Ook de Protestanten hebben een aantal scheuringen meegemaakt. De Duitse kerk en de Franse kerk bijvoorbeeld verschilden op grond van hun nationaliteit. Andere verschilen waren ingrijpender. Luther meende dat Christus in het avondmaal geestelijk present was, terwijl de calvinisten benadrukten dat het om een gedachtenismaaltijd ging. Luther stond dichter bij de rooms-katholieke opvatting over de kerk, maar plaatste de Bijbel en niet de paus bovenaan de hiërarchie. Calvinisten neigden meer naar een democratische inrichting van de gemeente. Naast Luther en Calvijn waren er een groot aantal “charismatische” en radicale groepen. Zij benadrukten de vitale en persoonlijke relatie met God.

Al deze verschillende stromingen verschilden van elkaar op de basis van een gedeelde persoonlijke ervaring in Christus. Dat was het gemeenschappelijke uitgangspunt. Maar vanwege filosofische vooronderstellingen, die leidden tot een andere uitwerking van de systematische theologie en tenslotte ook de theologische terminologie en taal diepgaand beïnvloedden, stonden zij toch ver van elkaar af.

De eerste oorzaak van de grote verschillen is dus de keuze voor een filosofische taal om het christelijk geloof nader uit te leggen. Thomas van Aquino deed dat met behulp van de filosofie van Aristoteles. Augustinus en sommigen in de Reformatie, deden dat juist met een beroep op het Neoplatonisme.

Op grond van een keuze voor een bepaalde filosofische “taal” werd ook de systematische theologie uitgewerkt. Een voorbeeld daarvan is de leer van de “decreten” dat een grote rol heeft gespeeld in de uitwerking van de leer van de uitverkiezing. Tenslotte leidde dit alles tot een sterk verschillend begrip van gemeenschappelijke termen, zoals zonde en genade, rechtvaardiging en heiliging et cetera. Die verschillen ontstonden dus niet door een andere manier van bijbellezen, maar op grond van een andere manier om een uitverkoren filosofie te gebruiken als instrument in de theologie.

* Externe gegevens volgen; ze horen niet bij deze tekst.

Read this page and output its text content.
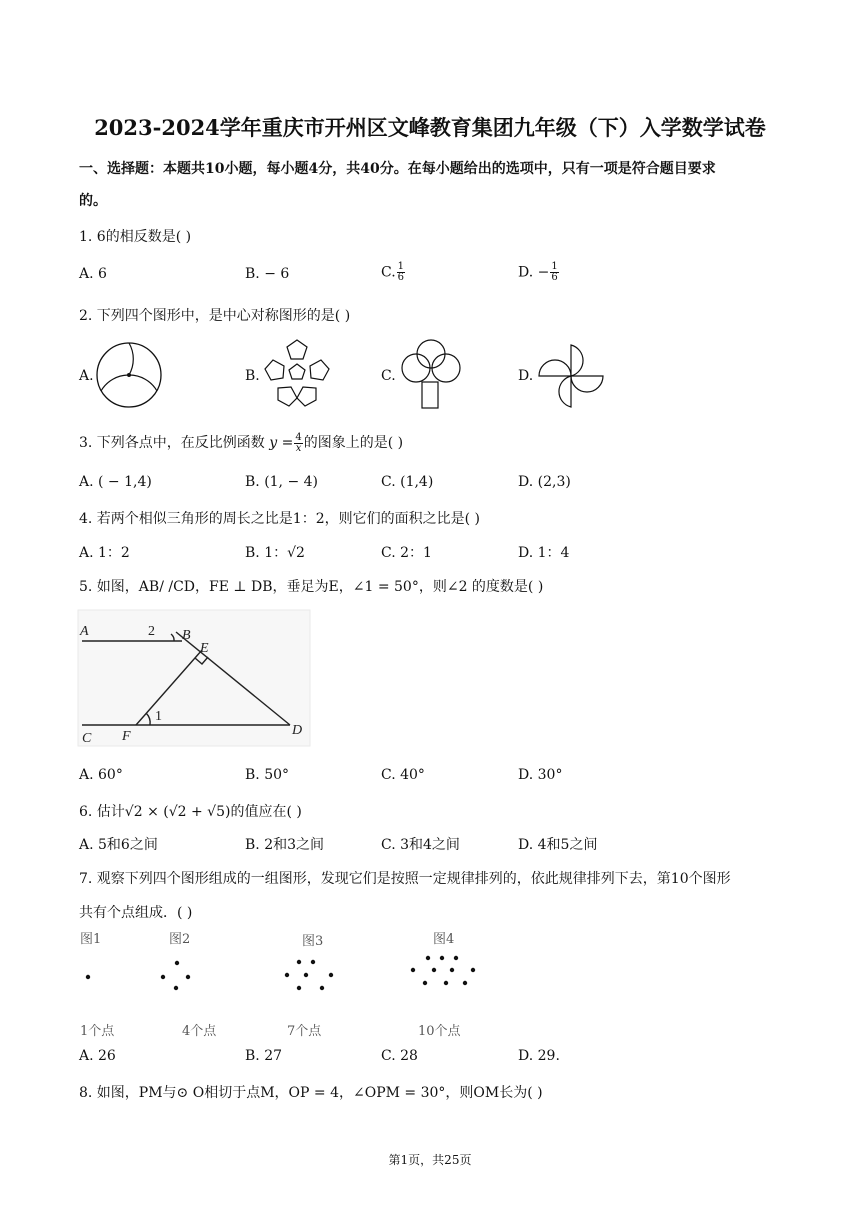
2023-2024学年重庆市开州区文峰教育集团九年级（下）入学数学试卷
一、选择题：本题共10小题，每小题4分，共40分。在每小题给出的选项中，只有一项是符合题目要求
的。
1. 6的相反数是( )
A. 6	B. − 6	C. $\frac{1}{6}$	D. − $\frac{1}{6}$
2. 下列四个图形中，是中心对称图形的是( )
A.	B.	C.	D.
3. 下列各点中，在反比例函数 $y = \frac{4}{x}$ 的图象上的是( )
A. ( − 1,4)	B. (1, − 4)	C. (1,4)	D. (2,3)
4. 若两个相似三角形的周长之比是1：2，则它们的面积之比是( )
A. 1：2	B. 1：√2	C. 2：1	D. 1：4
5. 如图，AB/ /CD，FE ⊥ DB，垂足为E，∠1 = 50°，则∠2 的度数是( )
A	2 B
E
1
C F	D
A. 60°	B. 50°	C. 40°	D. 30°
6. 估计√2 × (√2 + √5)的值应在( )
A. 5和6之间	B. 2和3之间	C. 3和4之间	D. 4和5之间
7. 观察下列四个图形组成的一组图形，发现它们是按照一定规律排列的，依此规律排列下去，第10个图形
共有个点组成．( )
图1	图2	图3	图4
1个点	4个点	7个点	10个点
A. 26	B. 27	C. 28	D. 29.
8. 如图，PM与⊙ O相切于点M，OP = 4，∠OPM = 30°，则OM长为( )
第1页，共25页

De vroege kerk geloofde dat Christus gestorven was voor alle mensen. Een ieder die in geloof de Heiland aannam werd gered. Er was geen twijfel mogelijk, dat de uitnodiging van het evangelie was gericht aan mensen die in staat waren deze uitnodiging aan te nemen.

PELAGIANISME

In de vijfde eeuw ontstaat de grote strijd tussen de theologie van Augustinus en die van Pelagius. Deze Pelagius was een Britse monnik die in het jaar 409 in Rome aankwam. Hij was vooral bezorgd over het morele niveau van de kerk. Daarom ook had hij moeite met de enorme nadruk die een theoloog als Tertullianus had gelegd aan het idee van de oerzond. Een dergelijke leer kon alleen maar de menselijke verantwoordelijkheid verminderen. Zonde was volgens hem een zaak van de vrije wil en om die reden kon zonde ook niet worden overgedragen op zijn nakomelingen. Alle mensen, de nazaten van Adam dus, zijn vrij om te kiezen tussen goed en kwaad. Daardoor bepaalt ieder mens ook zijn eigen lot.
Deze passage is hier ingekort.